Jill MacSweeney just wishes everything could go back to normal. But ever since her dad died, she’s been isolating herself from her boyfriend, her best friends—everyone who wants to support her. And when her mom decides to adopt a baby, it feels like she’s somehow trying to replace a lost family member with a new one.
Mandy Kalinowski understands what it’s like to grow up unwanted—to be raised by a mother who never intended to have a child. So when Mandy becomes pregnant, one thing she’s sure of is that she wants a better life for her baby. It’s harder to be sure of herself. Will she ever find someone to care for her, too?
As their worlds change around them, Jill and Mandy must learn to both let go and hold on, and that nothing is as easy—or as difficult—as it seems.
“Life doesn’t have to be only anxiety about what’s gone wrong, and complaints about the world around you.”
I confess I wouldn’t have picked this book up if it hadn’t been perfectly suitable for three of my challenges. And for a while after starting it, I was tempted to put it down. But I’m really glad that I continued with it.
“Sometimes trust isn’t something you can just choose to do even if it makes sense. All my life the only reliable person, the one I could count on, the one who hasn’t abandoned me, is me.”
How to Save a Life follows the story of Jill MacSweeny and Mandy Kalinowski, two girls as different as day and night.

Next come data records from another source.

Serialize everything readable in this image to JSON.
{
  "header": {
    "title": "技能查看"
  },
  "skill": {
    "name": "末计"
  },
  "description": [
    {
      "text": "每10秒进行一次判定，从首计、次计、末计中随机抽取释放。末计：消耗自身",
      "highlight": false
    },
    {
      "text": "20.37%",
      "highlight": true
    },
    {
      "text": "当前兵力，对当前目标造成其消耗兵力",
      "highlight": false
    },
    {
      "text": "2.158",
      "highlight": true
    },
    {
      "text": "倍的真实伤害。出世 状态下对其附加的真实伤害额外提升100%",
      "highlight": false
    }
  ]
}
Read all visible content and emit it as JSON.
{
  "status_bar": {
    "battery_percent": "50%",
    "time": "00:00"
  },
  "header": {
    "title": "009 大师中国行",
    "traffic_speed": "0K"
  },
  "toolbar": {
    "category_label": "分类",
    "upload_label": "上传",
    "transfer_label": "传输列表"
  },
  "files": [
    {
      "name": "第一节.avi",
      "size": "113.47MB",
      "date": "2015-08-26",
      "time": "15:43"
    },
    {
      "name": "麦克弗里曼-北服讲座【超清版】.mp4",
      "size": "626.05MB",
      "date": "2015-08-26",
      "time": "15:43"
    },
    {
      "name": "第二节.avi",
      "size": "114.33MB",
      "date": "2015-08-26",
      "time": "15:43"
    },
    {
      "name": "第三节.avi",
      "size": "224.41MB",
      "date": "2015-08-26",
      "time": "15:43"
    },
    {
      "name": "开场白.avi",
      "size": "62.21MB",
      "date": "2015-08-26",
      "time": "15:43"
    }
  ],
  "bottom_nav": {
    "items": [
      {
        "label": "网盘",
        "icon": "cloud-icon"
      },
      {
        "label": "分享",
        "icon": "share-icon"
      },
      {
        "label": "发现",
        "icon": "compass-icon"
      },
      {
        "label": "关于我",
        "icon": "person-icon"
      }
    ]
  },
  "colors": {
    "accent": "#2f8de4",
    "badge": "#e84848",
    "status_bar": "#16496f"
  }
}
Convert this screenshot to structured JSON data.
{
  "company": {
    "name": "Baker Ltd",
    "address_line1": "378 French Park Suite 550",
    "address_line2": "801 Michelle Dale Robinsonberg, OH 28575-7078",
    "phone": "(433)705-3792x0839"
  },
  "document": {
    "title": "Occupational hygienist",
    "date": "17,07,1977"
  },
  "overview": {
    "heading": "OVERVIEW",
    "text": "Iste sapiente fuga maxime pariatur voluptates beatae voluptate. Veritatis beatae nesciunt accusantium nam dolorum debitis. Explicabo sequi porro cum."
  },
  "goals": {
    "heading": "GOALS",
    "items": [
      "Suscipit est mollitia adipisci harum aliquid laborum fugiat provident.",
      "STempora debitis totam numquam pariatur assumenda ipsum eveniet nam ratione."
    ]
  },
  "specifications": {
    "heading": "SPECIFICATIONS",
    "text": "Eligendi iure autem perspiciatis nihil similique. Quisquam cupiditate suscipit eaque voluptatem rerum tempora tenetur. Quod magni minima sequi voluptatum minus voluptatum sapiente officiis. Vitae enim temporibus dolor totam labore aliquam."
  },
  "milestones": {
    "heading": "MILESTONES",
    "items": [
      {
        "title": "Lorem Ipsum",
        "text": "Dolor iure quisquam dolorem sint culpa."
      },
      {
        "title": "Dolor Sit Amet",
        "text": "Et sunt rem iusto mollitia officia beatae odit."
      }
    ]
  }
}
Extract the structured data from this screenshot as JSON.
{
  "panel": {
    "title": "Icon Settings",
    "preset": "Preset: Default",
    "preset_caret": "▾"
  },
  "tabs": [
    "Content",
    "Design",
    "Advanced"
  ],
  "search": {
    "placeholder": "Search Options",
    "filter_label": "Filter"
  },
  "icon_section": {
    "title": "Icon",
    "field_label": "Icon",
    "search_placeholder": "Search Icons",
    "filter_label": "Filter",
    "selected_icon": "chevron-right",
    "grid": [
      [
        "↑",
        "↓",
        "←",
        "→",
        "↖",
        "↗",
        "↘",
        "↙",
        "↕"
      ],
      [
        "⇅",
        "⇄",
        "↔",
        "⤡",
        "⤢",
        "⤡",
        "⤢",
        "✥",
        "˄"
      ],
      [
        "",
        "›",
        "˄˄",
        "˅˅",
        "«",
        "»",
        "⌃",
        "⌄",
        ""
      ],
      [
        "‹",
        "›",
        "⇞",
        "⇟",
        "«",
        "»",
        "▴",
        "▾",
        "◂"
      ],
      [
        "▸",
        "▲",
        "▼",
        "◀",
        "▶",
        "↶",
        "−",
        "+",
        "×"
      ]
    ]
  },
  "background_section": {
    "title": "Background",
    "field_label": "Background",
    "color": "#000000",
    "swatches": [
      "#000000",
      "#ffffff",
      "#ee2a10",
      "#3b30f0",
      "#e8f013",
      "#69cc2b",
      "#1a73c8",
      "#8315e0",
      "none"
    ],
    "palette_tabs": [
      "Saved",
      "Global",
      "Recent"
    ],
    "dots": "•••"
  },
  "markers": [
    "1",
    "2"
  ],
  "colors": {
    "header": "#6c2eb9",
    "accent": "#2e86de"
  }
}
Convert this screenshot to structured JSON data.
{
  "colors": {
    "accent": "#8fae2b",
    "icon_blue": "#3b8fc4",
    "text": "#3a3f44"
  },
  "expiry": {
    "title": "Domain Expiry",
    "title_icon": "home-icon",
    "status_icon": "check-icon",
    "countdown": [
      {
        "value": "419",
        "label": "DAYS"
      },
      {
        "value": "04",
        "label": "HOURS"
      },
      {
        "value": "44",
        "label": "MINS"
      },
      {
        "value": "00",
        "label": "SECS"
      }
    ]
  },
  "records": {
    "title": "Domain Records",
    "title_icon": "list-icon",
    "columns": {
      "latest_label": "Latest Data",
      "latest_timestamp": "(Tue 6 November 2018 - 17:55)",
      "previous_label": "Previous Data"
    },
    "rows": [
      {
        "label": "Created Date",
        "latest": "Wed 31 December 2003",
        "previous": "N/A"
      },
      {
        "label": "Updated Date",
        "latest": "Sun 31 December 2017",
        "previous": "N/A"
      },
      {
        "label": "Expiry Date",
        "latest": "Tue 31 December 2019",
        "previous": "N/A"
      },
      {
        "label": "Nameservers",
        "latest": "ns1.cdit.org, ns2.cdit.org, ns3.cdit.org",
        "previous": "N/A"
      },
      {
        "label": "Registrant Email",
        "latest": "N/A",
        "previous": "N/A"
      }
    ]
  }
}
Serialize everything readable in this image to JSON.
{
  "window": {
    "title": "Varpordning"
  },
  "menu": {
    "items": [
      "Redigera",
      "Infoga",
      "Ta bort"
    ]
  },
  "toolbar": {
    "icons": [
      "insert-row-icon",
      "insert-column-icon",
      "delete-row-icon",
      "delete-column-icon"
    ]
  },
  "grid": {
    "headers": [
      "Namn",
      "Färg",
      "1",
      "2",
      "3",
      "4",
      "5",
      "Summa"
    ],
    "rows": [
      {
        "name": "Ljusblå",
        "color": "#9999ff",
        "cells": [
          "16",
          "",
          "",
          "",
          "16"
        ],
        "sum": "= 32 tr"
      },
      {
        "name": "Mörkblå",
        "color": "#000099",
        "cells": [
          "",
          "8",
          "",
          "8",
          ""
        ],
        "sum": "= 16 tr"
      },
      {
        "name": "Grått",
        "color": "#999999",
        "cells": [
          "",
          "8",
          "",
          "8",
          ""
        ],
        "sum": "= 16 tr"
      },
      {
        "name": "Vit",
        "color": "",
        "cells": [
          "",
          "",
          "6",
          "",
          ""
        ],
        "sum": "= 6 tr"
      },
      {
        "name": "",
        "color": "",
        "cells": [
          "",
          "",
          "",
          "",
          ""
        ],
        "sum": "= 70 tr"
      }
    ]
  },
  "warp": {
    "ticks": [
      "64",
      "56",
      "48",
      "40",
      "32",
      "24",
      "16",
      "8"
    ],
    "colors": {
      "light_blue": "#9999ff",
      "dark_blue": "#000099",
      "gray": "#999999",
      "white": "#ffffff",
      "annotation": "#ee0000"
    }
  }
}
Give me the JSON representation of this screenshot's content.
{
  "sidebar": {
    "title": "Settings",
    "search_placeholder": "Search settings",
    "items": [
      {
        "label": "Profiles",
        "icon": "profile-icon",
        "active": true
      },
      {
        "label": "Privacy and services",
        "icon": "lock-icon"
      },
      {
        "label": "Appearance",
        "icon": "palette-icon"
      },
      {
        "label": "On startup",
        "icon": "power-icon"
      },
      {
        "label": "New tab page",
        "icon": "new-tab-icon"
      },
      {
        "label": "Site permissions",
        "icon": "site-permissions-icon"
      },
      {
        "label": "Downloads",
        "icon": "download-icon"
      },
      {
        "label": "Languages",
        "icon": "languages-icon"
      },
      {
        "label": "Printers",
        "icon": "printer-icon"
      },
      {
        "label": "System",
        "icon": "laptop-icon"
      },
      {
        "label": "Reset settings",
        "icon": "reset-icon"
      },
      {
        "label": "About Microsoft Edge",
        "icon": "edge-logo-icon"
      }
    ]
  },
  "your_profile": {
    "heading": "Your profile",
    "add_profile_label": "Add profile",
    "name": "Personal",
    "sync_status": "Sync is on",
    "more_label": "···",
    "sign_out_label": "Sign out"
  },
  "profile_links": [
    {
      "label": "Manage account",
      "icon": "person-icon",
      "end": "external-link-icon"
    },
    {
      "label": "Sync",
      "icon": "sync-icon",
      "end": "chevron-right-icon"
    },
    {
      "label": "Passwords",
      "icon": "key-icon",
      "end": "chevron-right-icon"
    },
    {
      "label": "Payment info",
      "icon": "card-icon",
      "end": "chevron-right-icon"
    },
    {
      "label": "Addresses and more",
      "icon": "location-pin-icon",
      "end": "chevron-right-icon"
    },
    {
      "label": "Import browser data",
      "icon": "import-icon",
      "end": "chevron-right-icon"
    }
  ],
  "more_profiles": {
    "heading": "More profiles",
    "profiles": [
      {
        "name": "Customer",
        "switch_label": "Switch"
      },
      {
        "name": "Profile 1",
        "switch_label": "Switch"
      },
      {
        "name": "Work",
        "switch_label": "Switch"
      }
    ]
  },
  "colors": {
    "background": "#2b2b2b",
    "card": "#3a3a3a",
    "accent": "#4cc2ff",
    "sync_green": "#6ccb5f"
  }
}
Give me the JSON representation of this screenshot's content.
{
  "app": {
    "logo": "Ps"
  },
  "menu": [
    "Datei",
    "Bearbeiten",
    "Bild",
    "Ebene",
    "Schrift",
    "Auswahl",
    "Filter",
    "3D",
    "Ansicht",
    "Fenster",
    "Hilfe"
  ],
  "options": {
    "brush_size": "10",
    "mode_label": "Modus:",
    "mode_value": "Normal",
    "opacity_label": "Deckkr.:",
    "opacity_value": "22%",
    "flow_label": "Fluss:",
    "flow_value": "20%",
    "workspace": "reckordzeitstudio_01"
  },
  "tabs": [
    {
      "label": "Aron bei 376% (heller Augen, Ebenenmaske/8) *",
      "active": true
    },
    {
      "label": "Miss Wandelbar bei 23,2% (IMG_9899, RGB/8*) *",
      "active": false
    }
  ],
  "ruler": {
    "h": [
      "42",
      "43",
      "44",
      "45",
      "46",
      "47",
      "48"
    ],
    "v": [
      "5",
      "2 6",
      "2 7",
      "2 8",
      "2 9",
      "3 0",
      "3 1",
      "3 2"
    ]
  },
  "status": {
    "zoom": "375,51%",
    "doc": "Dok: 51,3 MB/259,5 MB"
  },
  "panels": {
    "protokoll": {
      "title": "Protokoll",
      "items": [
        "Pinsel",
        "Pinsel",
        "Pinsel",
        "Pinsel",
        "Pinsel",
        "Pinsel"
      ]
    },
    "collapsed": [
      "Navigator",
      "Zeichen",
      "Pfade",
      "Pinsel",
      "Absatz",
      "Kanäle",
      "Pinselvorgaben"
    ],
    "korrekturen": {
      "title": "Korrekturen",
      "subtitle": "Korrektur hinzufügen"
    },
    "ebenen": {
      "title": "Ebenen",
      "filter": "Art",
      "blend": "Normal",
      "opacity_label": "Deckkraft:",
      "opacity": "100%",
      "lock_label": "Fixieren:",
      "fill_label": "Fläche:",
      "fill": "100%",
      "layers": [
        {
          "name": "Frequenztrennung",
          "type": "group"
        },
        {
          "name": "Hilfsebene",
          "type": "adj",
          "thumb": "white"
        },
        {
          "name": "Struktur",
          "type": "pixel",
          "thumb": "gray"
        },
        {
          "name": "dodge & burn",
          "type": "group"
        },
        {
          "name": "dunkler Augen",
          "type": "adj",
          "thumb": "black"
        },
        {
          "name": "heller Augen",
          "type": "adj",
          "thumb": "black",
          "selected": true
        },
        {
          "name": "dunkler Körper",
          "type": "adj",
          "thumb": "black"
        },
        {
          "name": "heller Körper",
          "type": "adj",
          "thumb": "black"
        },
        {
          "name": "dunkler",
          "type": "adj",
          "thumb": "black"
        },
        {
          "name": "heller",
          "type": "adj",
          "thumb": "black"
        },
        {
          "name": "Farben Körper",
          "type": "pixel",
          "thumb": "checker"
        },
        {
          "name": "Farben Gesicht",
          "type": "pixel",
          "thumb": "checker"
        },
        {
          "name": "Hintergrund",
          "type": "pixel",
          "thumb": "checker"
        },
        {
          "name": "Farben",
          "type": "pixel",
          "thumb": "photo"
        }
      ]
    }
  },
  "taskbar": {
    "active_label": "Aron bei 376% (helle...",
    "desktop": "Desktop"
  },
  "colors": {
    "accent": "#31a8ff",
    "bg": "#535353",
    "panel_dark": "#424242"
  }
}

Jill, after her father’s death an year ago, has been avoiding everyone who loves her. Mandy is a pregnant teenager. Both of them started out to be unlikeable. Though I much preferred reading from Jill’s POV than Mandy’s. Mandy started out so awkward and needy that like Jill, I thought she was nuts. I connected more to Jill, even though I have never experienced loss as great as hers. But both of them went through extensive character development, and I loved them by the end.
“My whole life has been one big broken promise.”
I thought this was going to be a easy and feel-good read, as I has initially started it without reading the blurb ( yeah, I tend to do things like that). But it was SO MUCH MORE. The characters were complex, and Zarr executed the storyline perfectly. And the ending was perfect. It was what I had hoped for all along.
“No one measures a life in weeks and days. You measure life in years and by the things that happen to you.”
All in all, I loved this book – the story, the characters, the writing, the ending – everything was perfect. Definitely recommended!
Have you read How to Save a Life? Is it in your TBR? If you have read it, then what are your thoughts on it? Let me know in the comments!